Sylvester Groth, geboren 1958 in Jerichow (Sachsen-Anhalt), studierte zunächst an der Staatlichen Schauspielschule Berlin (heute: "Ernst Busch" Schauspielschule). Seine Karriere begann der ausgebildete Tenor am Theater. In den vergangenen Jahren war Sylvester Groth auf nahezu allen bedeutenden deutschsprachigen Bühnen zu sehen. Von den Münchner Kammerspielen über die Berliner Schaubühne bis zu den Salzburger Festspielen und dem Wiener Burgtheater und dem Zürcher Schauspielhaus steht Groth in den renommiertesten deutschsprachigen Häusern u.a. in Klassikern wie "Nathan der Weise" und "Macbeth" auf der Bühne.

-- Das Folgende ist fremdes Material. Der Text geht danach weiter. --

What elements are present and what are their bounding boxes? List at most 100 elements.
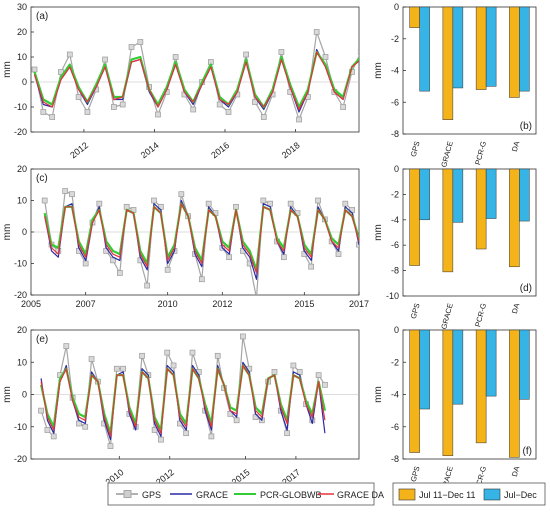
y-tick-label-b: -6 (391, 97, 399, 107)
gps-point-c (144, 282, 151, 289)
series-group-a (31, 29, 390, 123)
gps-point-c (205, 200, 212, 207)
x-tick-label-a: 2012 (68, 140, 90, 160)
gps-point-a (278, 49, 285, 55)
y-axis-label-e: mm (2, 386, 13, 403)
series-line-grace-da-e (40, 364, 326, 437)
gps-point-a (84, 109, 91, 115)
gps-point-e (233, 417, 240, 424)
bar-f-gps-jul11 (409, 329, 420, 453)
legend-grace-da-label: GRACE DA (337, 490, 384, 500)
gps-point-e (290, 362, 297, 369)
gps-point-e (120, 365, 126, 372)
gps-point-a (385, 87, 390, 92)
gps-point-e (271, 369, 278, 375)
gps-point-a (155, 111, 161, 118)
gps-point-c (116, 270, 123, 276)
y-tick-label-a: 10 (17, 52, 27, 62)
gps-point-e (240, 333, 246, 340)
gps-point-c (342, 200, 349, 207)
y-axis-label-c: mm (2, 224, 13, 241)
gps-point-c (164, 266, 171, 273)
gps-point-a (367, 85, 372, 90)
y-tick-label-c: -10 (14, 259, 27, 269)
gps-point-a (260, 114, 267, 120)
category-label-b: GRACE (439, 140, 455, 168)
y-tick-label-f: -8 (391, 454, 399, 464)
x-tick-label-c: 2017 (349, 299, 369, 309)
gps-point-e (38, 407, 44, 414)
y-tick-label-b: -8 (391, 129, 399, 139)
gps-point-c (151, 197, 157, 204)
category-label-d: GPS (409, 302, 422, 320)
bar-d-gps-jul11 (409, 168, 420, 266)
gps-point-c (315, 197, 321, 204)
gps-point-c (280, 254, 287, 261)
y-tick-label-d: -10 (386, 291, 399, 301)
gps-point-e (214, 352, 221, 359)
gps-point-a (119, 101, 126, 108)
gps-point-e (170, 362, 177, 369)
legend-pcr-label: PCR-GLOBWB (260, 490, 322, 500)
bar-f-pcr-g-juldec (485, 329, 497, 397)
gps-point-c (226, 254, 233, 261)
gps-point-e (284, 430, 290, 437)
x-tick-label-a: 2018 (280, 140, 302, 160)
bar-f-grace-juldec (452, 329, 464, 405)
y-axis-label-d: mm (373, 224, 384, 241)
gps-point-a (31, 66, 38, 73)
y-tick-label-f: -6 (391, 422, 399, 432)
category-label-b: GPS (409, 140, 422, 158)
bar-legend: Jul 11−Dec 11 Jul−Dec (392, 482, 546, 506)
gps-point-a (252, 99, 258, 105)
gps-point-c (363, 255, 368, 260)
gps-point-a (137, 39, 144, 45)
y-tick-label-c: -20 (14, 290, 27, 300)
panel-label-d: (d) (520, 283, 532, 294)
bar-f-gps-juldec (419, 329, 430, 410)
gps-point-e (322, 381, 328, 388)
gps-point-c (391, 255, 396, 260)
line-legend: GPS GRACE PCR-GLOBWB GRACE DA (107, 482, 384, 506)
legend-jul11-label: Jul 11−Dec 11 (419, 490, 475, 500)
bar-legend-box (392, 482, 546, 506)
gps-point-e (50, 433, 57, 440)
bar-d-pcr-g-jul11 (475, 168, 487, 250)
y-tick-label-e: -10 (14, 422, 27, 432)
y-tick-label-a: 20 (17, 27, 27, 37)
bar-d-da-juldec (519, 168, 530, 222)
gps-point-c (377, 214, 382, 219)
gps-point-c (233, 203, 239, 210)
y-tick-label-d: -2 (391, 189, 399, 199)
gps-point-c (69, 191, 75, 198)
y-axis-label-a: mm (2, 61, 13, 78)
bar-d-pcr-g-juldec (485, 168, 497, 219)
bar-d-da-jul11 (509, 168, 520, 268)
gps-point-e (76, 420, 82, 427)
gps-point-a (75, 94, 82, 100)
x-tick-label-c: 2005 (21, 299, 41, 309)
gps-point-a (216, 101, 223, 108)
series-line-grace-da-a (33, 51, 359, 111)
gps-point-a (190, 106, 197, 113)
y-axis-label-b: mm (373, 62, 384, 79)
y-axis-label-f: mm (373, 386, 384, 403)
gps-point-c (356, 241, 359, 248)
gps-point-a (340, 104, 346, 110)
legend-jul11-swatch (398, 488, 416, 501)
category-label-f: DA (510, 465, 521, 477)
gps-point-c (198, 276, 205, 283)
category-label-f: GPS (409, 465, 422, 483)
bar-d-grace-juldec (452, 168, 464, 223)
y-tick-label-a: -10 (14, 102, 27, 112)
category-label-b: PCR-G (473, 140, 488, 166)
y-tick-label-d: -8 (391, 266, 399, 276)
bar-b-pcr-g-juldec (485, 6, 497, 87)
panel-label-b: (b) (520, 121, 532, 132)
bar-b-da-jul11 (509, 6, 520, 98)
gps-point-e (44, 427, 51, 433)
gps-point-c (82, 260, 89, 267)
category-label-d: DA (510, 302, 521, 314)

Neben seinen zahlreichen Theaterarbeiten ist Groth ab Anfang der achtziger Jahre zunehmend auch in Film- und Fernsehrollen zu sehen. Der Durchbruch gelingt ihm hier mit einer Hauptrolle in Frank Beyers Drama "Der Aufenthalt" (1982), in dem er einen unschuldig verfolgten Kriegsgefangenen verkörpert. Sylvester Groth beeindruckt den Zuschauer durch besonders intensives Spiel. Er ist der Charakter, der innerlich bebt, leidet oder Pläne schmiedet - eine spannungsreiche Mischung, die sich da im Spiel erst unterschwellig zusammenbraut und dann Stress suggeriert, oder zu einer Bedrohung werden kann wie ein schlummernder Vulkan. In "Jenseits"spielt Groth einen Staatsanwalt, der einen Jungen überfährt und Unfallflucht begeht. Sein Leben gerät trotz verbissener Gegenwehr aus den Fugen, und der gehetzte Hauptdarsteller hat diesem Schrecken ein Gesicht gegeben. Wenn er gefasst bleibt, dann überzeugt Groth auch als fieser Giftzwerg im Hintergrund, als berechnender Stasi-Agent ("Romeo"), als mitleidender Freund ("Verzweiflung“) oder bedauernswerter Aussenseiter, als zu unrecht verfolgter Kriegsgefangener ("Der Aufenthalt", 1983) oder als verliebter Dichter Clemens Brentano ("Requiem für eine romantische Frau", 1999). Durch seine grosse Wandlungsfähigkeit und Vielseitigkeit überzeugt Groth auch als Sex-Revoluzzer Oswalt Kolle in "Kolle – Ein Leben für Liebe und Sex" oder als Joseph Goebbels in Dani Levis Komödie "Mein Führer".